There's simply not enough feedback from the V8's chassis or controls for me to pretend I am on a RAC Special Stage. It would take someone with a truly vivid imagination to see through the V8's comfy setup and envision a competition car. But someone did and Audi campaigned a Group A-spec V8 in DTM. Hans-Joachim Stuck won the 1991 championship in a V8, the car's inaugural year, and the year after Frank Biela took the top spot in the Audi. Audi didn't compete in 1993, its new flat-plane crank was deemed illegal — the road car uses a more common cross-plane crank — but that meant the V8 maintained its perfect score.
It's baffling to think of this as a championship racer as I use every sense to try and penetrate through the layers of luxury to get the faintest insight of the grip that's available. The chassis is delightfully unflustered, yes, but it's unintelligible. The steering is cryptic, too, but it has a saving grace: it's fast. So sharp that even the tightest corners don't tempt me to move my hands from a quarter-to-three position. As the road winds and dives and I jink the steering from left to right, I develop a rhythm. And even though I can't sense the car's hold on the tarmac, it never falters as I increase the pace.
It's the gearbox that eventually encourages me to let go of the wheel and reach for the central dial. Not Sport this time, but Manual. You can notch the selector forward and back to change gear. Use the lever in Comfort and Sport and you only limit the highest gear the box will use. In Manual, it stays in the gear you choose. The changes aren't any faster in Manual mode, but there's no need to wait for the kickdown and the 'box to catch up with your expectations.
Still, even with this control, it's the gearbox that's the limiting factor of the V8's speed on such tortuous roads. You simply cannot make the most of the V8's 00mph, because on a road like this everything happens much more rapidly than the auto 'box can cope with. What this does mean is that you never approach the limits of the car. Not even in the wet does the momentum get so great that the fast steering can make the quattro system second-guess itself. The V8 stays committed to whatever you do with its fast steering. It is planted. You might not feel keyed into every quiver and squirm of the tyres' tread blocks, but the entire car creates a deep sense of confidence. It is impressive. It feels like an Audi.

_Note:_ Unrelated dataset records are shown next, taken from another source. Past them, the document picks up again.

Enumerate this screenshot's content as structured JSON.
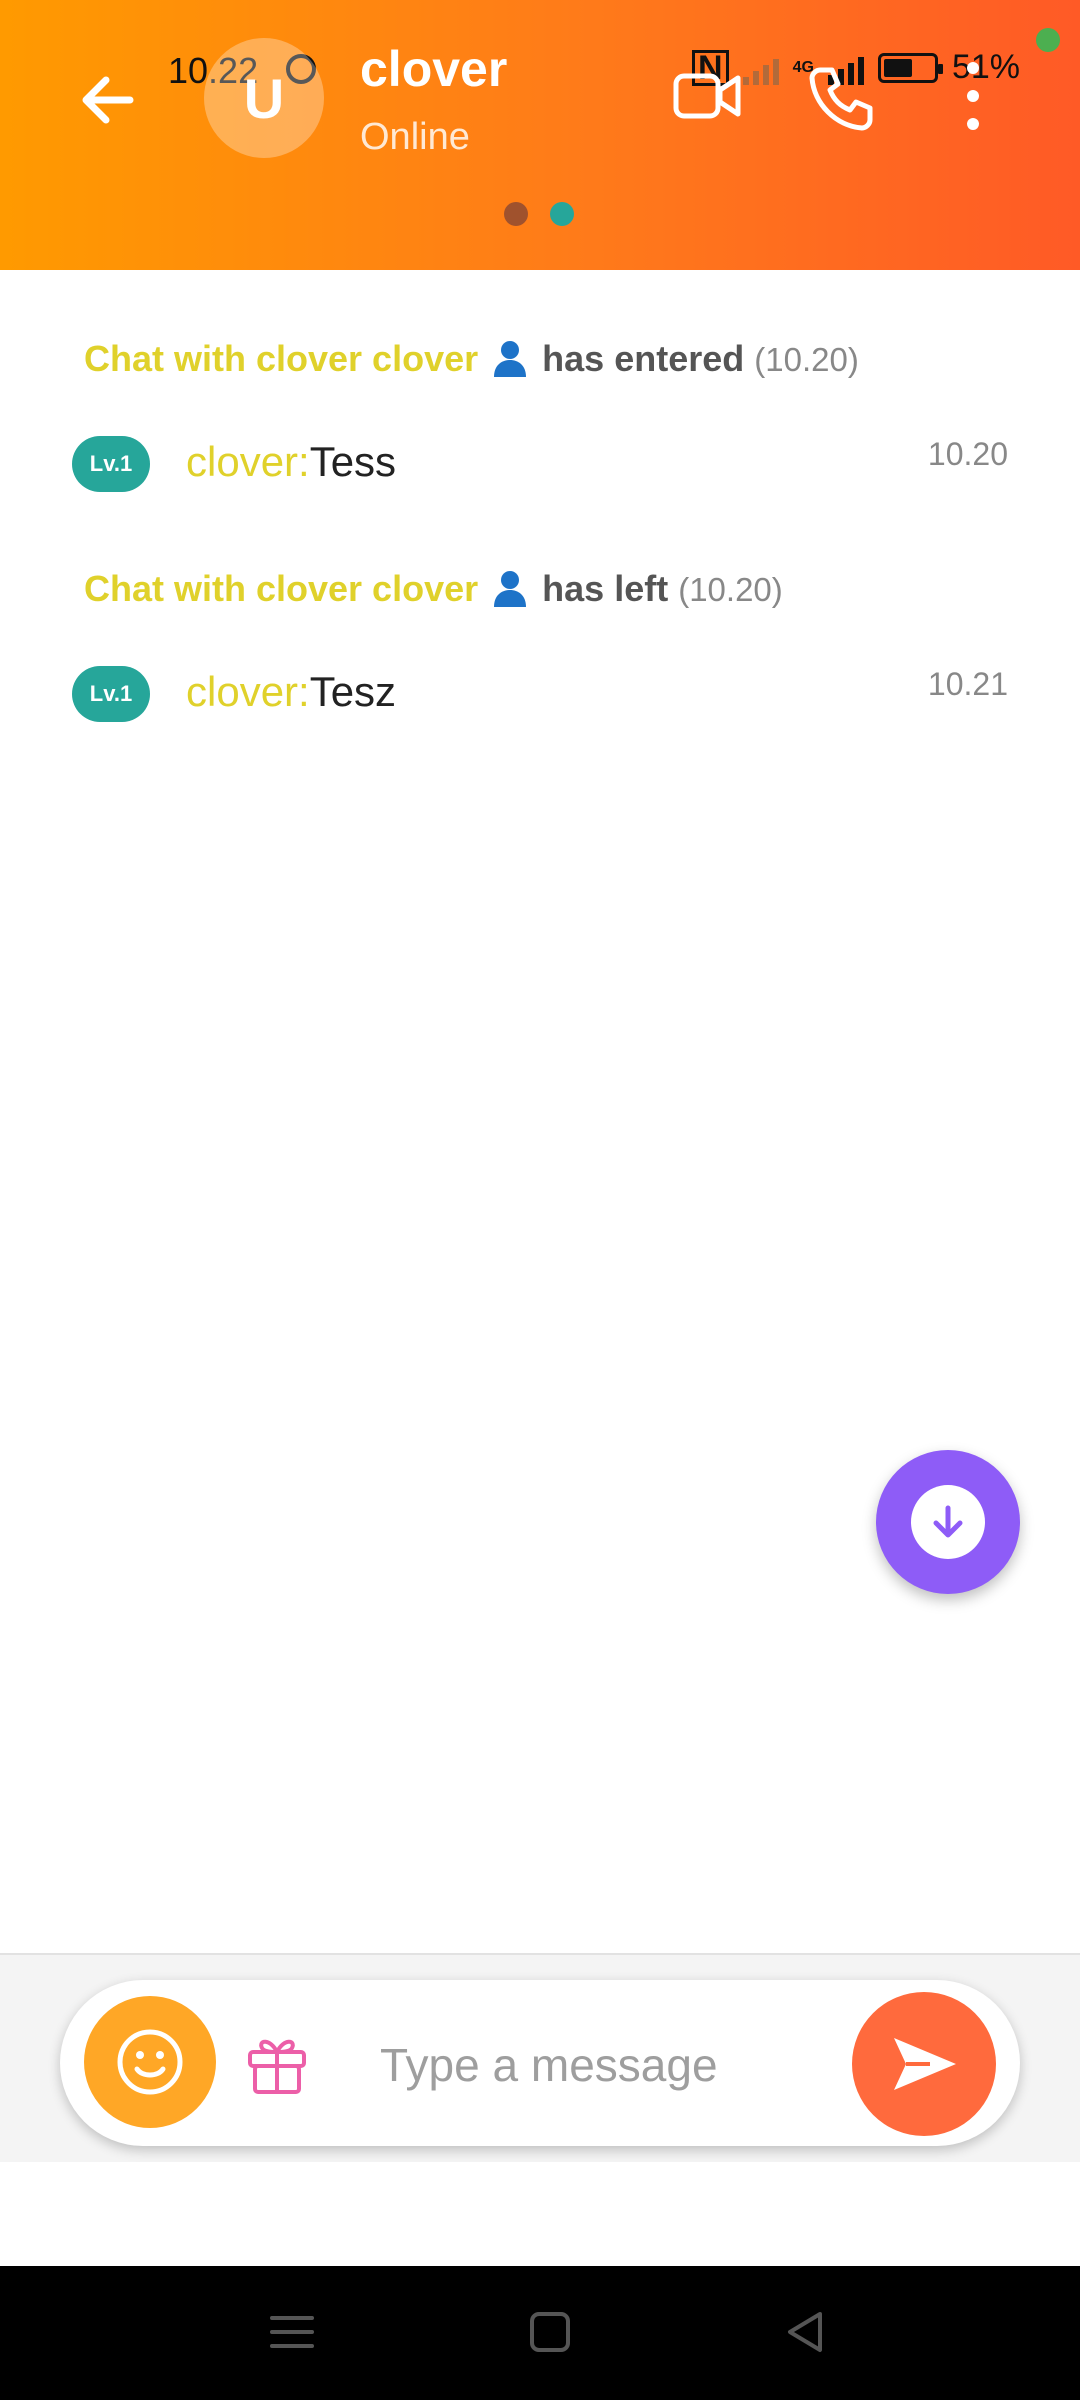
{
  "status_bar": {
    "time": "10.22",
    "network": "4G",
    "battery": "51%"
  },
  "header": {
    "avatar_letter": "U",
    "contact_name": "clover",
    "contact_status": "Online",
    "page_dots": [
      "#a0522d",
      "#26a69a"
    ]
  },
  "messages": [
    {
      "type": "system",
      "title": "Chat with clover clover",
      "action": "has entered",
      "time": "(10.20)"
    },
    {
      "type": "chat",
      "level": "Lv.1",
      "sender": "clover:",
      "text": "Tess",
      "time": "10.20"
    },
    {
      "type": "system",
      "title": "Chat with clover clover",
      "action": "has left",
      "time": "(10.20)"
    },
    {
      "type": "chat",
      "level": "Lv.1",
      "sender": "clover:",
      "text": "Tesz",
      "time": "10.21"
    }
  ],
  "composer": {
    "placeholder": "Type a message"
  },
  "icons": {
    "back": "arrow-left-icon",
    "video": "video-camera-icon",
    "call": "phone-icon",
    "more": "more-vertical-icon",
    "scroll": "arrow-down-icon",
    "emoji": "smiley-icon",
    "gift": "gift-icon",
    "send": "send-icon"
  },
  "colors": {
    "header_start": "#ff9a00",
    "header_end": "#ff5a26",
    "accent_yellow": "#e0d12b",
    "level_badge": "#26a69a",
    "fab": "#8e5cf7",
    "emoji_button": "#ffa726",
    "send_button": "#ff6a3d"
  }
}
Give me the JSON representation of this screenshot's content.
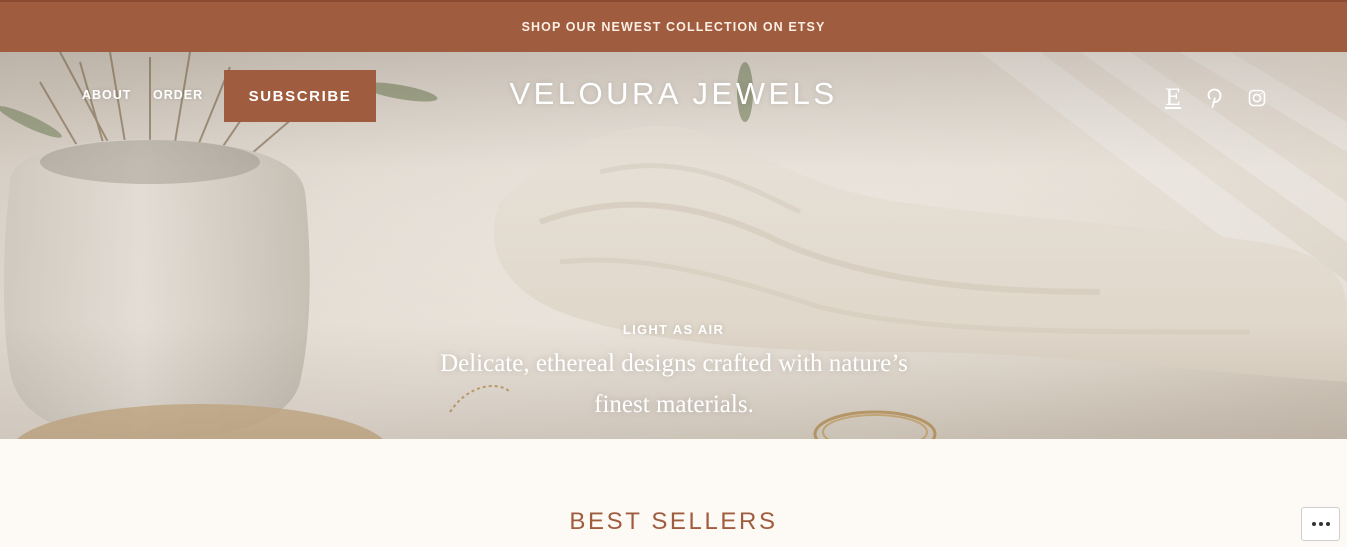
{
  "announcement": {
    "text": "SHOP OUR NEWEST COLLECTION ON ETSY"
  },
  "nav": {
    "about": "ABOUT",
    "order": "ORDER",
    "subscribe": "SUBSCRIBE"
  },
  "site_title": "VELOURA JEWELS",
  "social": {
    "etsy_glyph": "E",
    "icons": [
      "etsy-icon",
      "pinterest-icon",
      "instagram-icon"
    ]
  },
  "hero": {
    "kicker": "LIGHT AS AIR",
    "text": "Delicate, ethereal designs crafted with nature’s finest materials."
  },
  "section": {
    "title": "BEST SELLERS"
  },
  "colors": {
    "accent": "#a05c3e",
    "background": "#fdf9f5",
    "text_light": "#ffffff"
  }
}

I cannot, with all honesty, sense any downside to the V8's four-wheel drive system. It displays all the same attributes that make the Quattro coupe so impressive. Ample all-weather grip, total refinement and complete reassuring security at every wheel. I'll always admire the original quattro technology, but I'd be lying if I said hollow-shaft-quattro tech was noticeably better than the V8's setup. What I can say is that this offset front diff is certainly better than 1980s automatic gearbox technology.
As the sun sets on my second day behind the wheel of the V8, the rally stage-like roads behind me, thoughts of chirping and banging turbocharged rally cars melt away totally. The unsuccessful task of finding flaws in a four-wheel drive system I am less impressed by is no longer a priority. I forget all my principles completely, for I am deeply grateful to embark on my wet and dark border-crossing dash back home in an Audi V8.